Besides being clear, the oral language we use must be appropriate not only to
our listeners, but also to the occasion, to our purpose of speaking and to us, speakers.
Our language is appropriate to our listeners if it meets their needs and expectations –
their age, education, breeding, education, and sex. Therefore, the words and sentences
we use with a five-year-old child who is in kindergarten are much simpler than those we
utter to a teenager who is in college.
To make it appropriate to us, speakers, it must fit our calling and our relation
with our listeners – as a student to your professor, as a friend to another friend, as a
manager to a subordinate, as a son/daughter to his/her mother, as a salesperson to a
customer.
The words in our spoken languages can be broken down into smaller components
known as phonemes (units of sound) and morphemes (units of meaning). These are more
formally defined in the following: (a) phonemes are the smallest unit of sound to make a
meaningful difference to a word; for example, the word cat contains three phonemes
/k/-/a/-/t/; (b) morphemes are the basic units of meaning within words; for example, a free
morpheme like cat is a word in its own right but bound morphemes like affixes (e.g. -er, -ing,
un-) occur only in combination with a base (e.g. cooker).
Awareness of each of these units is a more specific form of general meta-linguistic
awareness, which is the ability to reflect on language in contrast to the more direct usage of
language for everyday communication and understanding.
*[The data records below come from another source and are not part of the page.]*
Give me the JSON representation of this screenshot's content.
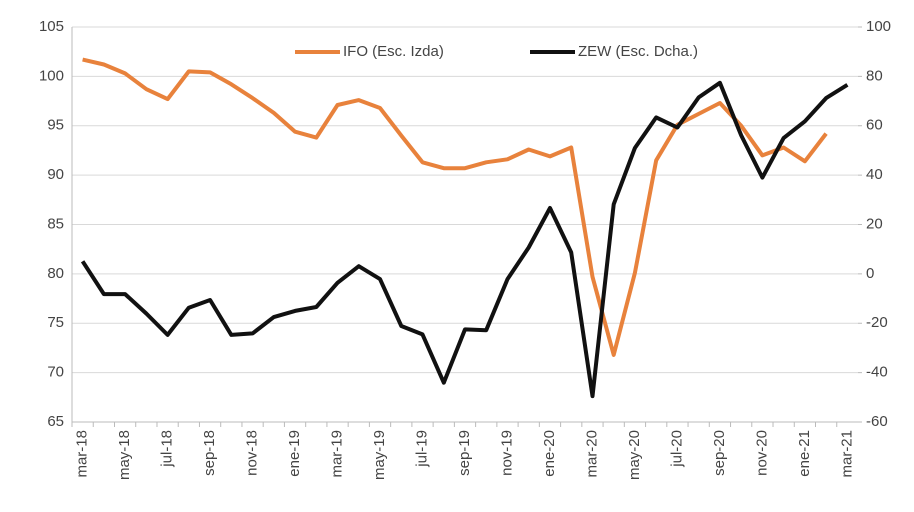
{
  "chart_data": {
    "type": "line",
    "categories": [
      "mar-18",
      null,
      "may-18",
      null,
      "jul-18",
      null,
      "sep-18",
      null,
      "nov-18",
      null,
      "ene-19",
      null,
      "mar-19",
      null,
      "may-19",
      null,
      "jul-19",
      null,
      "sep-19",
      null,
      "nov-19",
      null,
      "ene-20",
      null,
      "mar-20",
      null,
      "may-20",
      null,
      "jul-20",
      null,
      "sep-20",
      null,
      "nov-20",
      null,
      "ene-21",
      null,
      "mar-21"
    ],
    "series": [
      {
        "name": "IFO (Esc. Izda)",
        "color": "#e8823c",
        "axis": "y",
        "values": [
          101.7,
          101.2,
          100.3,
          98.7,
          97.7,
          100.5,
          100.4,
          99.2,
          97.8,
          96.3,
          94.4,
          93.8,
          97.1,
          97.6,
          96.8,
          94.0,
          91.3,
          90.7,
          90.7,
          91.3,
          91.6,
          92.6,
          91.9,
          92.8,
          79.7,
          71.8,
          80.1,
          91.5,
          95.1,
          96.2,
          97.3,
          95.0,
          92.0,
          92.8,
          91.4,
          94.2,
          null
        ]
      },
      {
        "name": "ZEW (Esc. Dcha.)",
        "color": "#111111",
        "axis": "y2",
        "values": [
          5.1,
          -8.2,
          -8.2,
          -16.1,
          -24.7,
          -13.7,
          -10.6,
          -24.7,
          -24.1,
          -17.5,
          -15.0,
          -13.4,
          -3.6,
          3.1,
          -2.1,
          -21.1,
          -24.5,
          -44.1,
          -22.5,
          -22.8,
          -2.1,
          10.7,
          26.7,
          8.7,
          -49.5,
          28.2,
          51.0,
          63.4,
          59.3,
          71.5,
          77.4,
          56.1,
          39.0,
          55.0,
          61.8,
          71.2,
          76.6
        ]
      }
    ],
    "ylim": [
      65,
      105
    ],
    "yticks": [
      65,
      70,
      75,
      80,
      85,
      90,
      95,
      100,
      105
    ],
    "y2lim": [
      -60,
      100
    ],
    "y2ticks": [
      -60,
      -40,
      -20,
      0,
      20,
      40,
      60,
      80,
      100
    ],
    "grid": true,
    "legend": "top"
  }
}
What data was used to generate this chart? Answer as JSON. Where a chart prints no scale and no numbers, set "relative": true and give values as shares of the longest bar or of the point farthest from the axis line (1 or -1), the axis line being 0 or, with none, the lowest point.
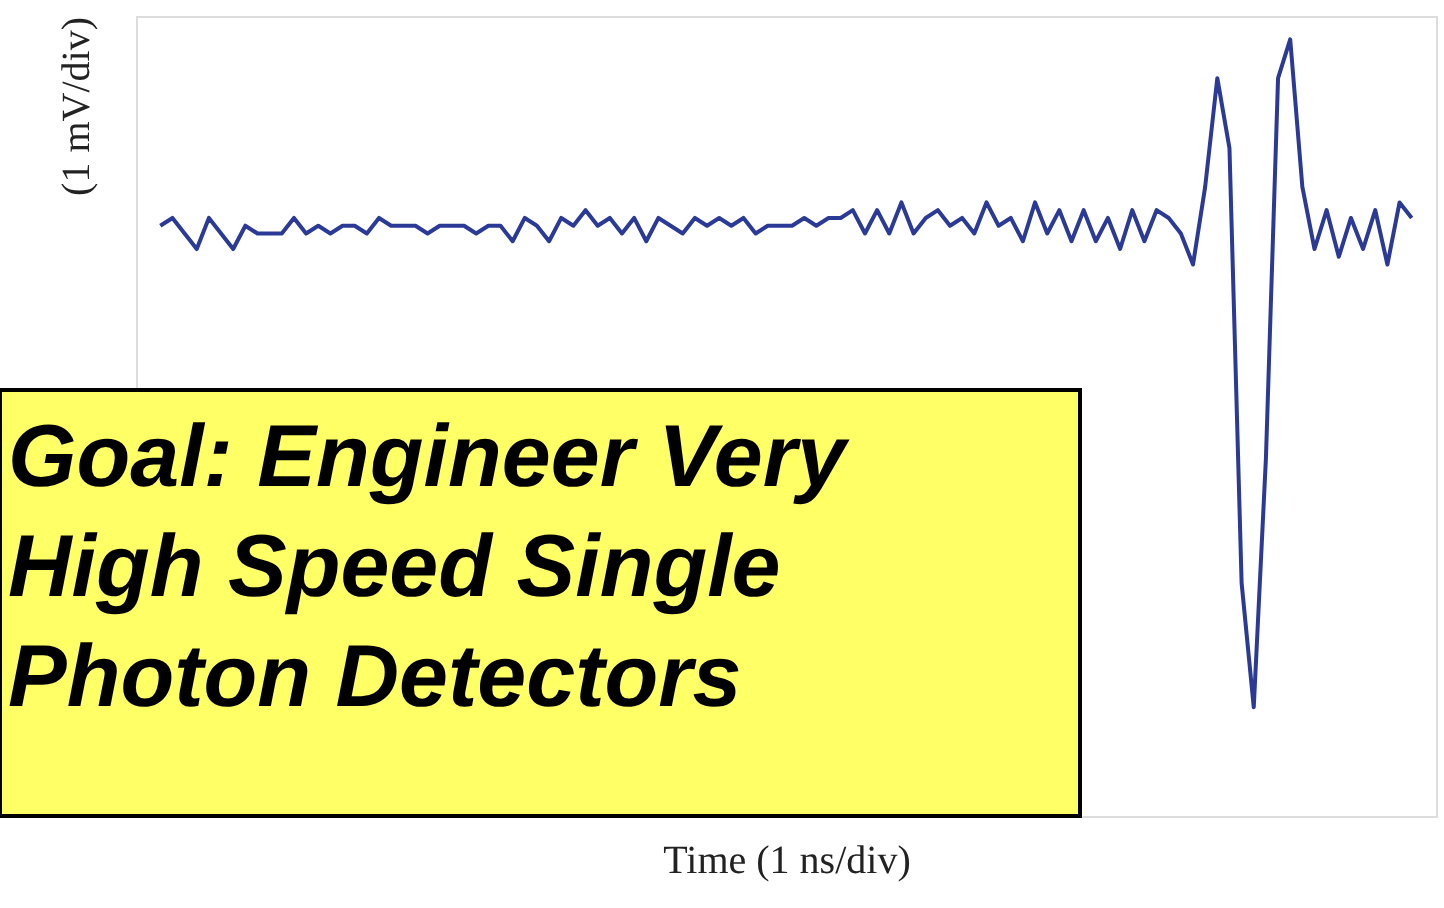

Even preschoolers with typical
language development can still require time before demonstrating meta-linguistic awareness,
possibly due to its dependence on the development of more domain-general skills such as
decentration or executive functions (e.g. cognitive flexibility). The other important factor is
educational input about literacy itself, since illiterate adults show little awareness of linguistic
units such as phonemes.
One theory of meta-linguistic development to have formalized these observations
proposes the following developmental sequence. Linguistic information is initially
represented implicitly. This is described as an obligatory phase in typical spoken language
development, which is sufficient to produce accurate behavioral performance but has limited
flexibility to generalize to other situations. As children become more explicitly or consciously
aware of linguistic information, meta-linguistic control is evident in their ability to manipulate
this information in a variety of linguistic awareness tasks. Nevertheless, this is an optional
phase, which requires the presence of a demand for this type of conscious control from the
external environment such as might be provided by exposure to written language in the context
of learning to read.
The sequence appears to play out at different points for different aspects of language
(e.g. phonemes, morphemes, syllables, rimes, words), with what is known about the
development of phoneme and morpheme awareness reviewed below. For the most part,
studies of the English language will be reviewed initially and then the critical issue of cross-
linguistic variation will be addressed separately.
Phoneme Awareness
Morpheme Awareness
A morpheme is the smallest linguistic part of a word that can have a meaning. In other
words, it is the smallest meaningful part of a word. Examples of morphemes would be the parts
"un-", "break", and "-able" in the word "unbreakable".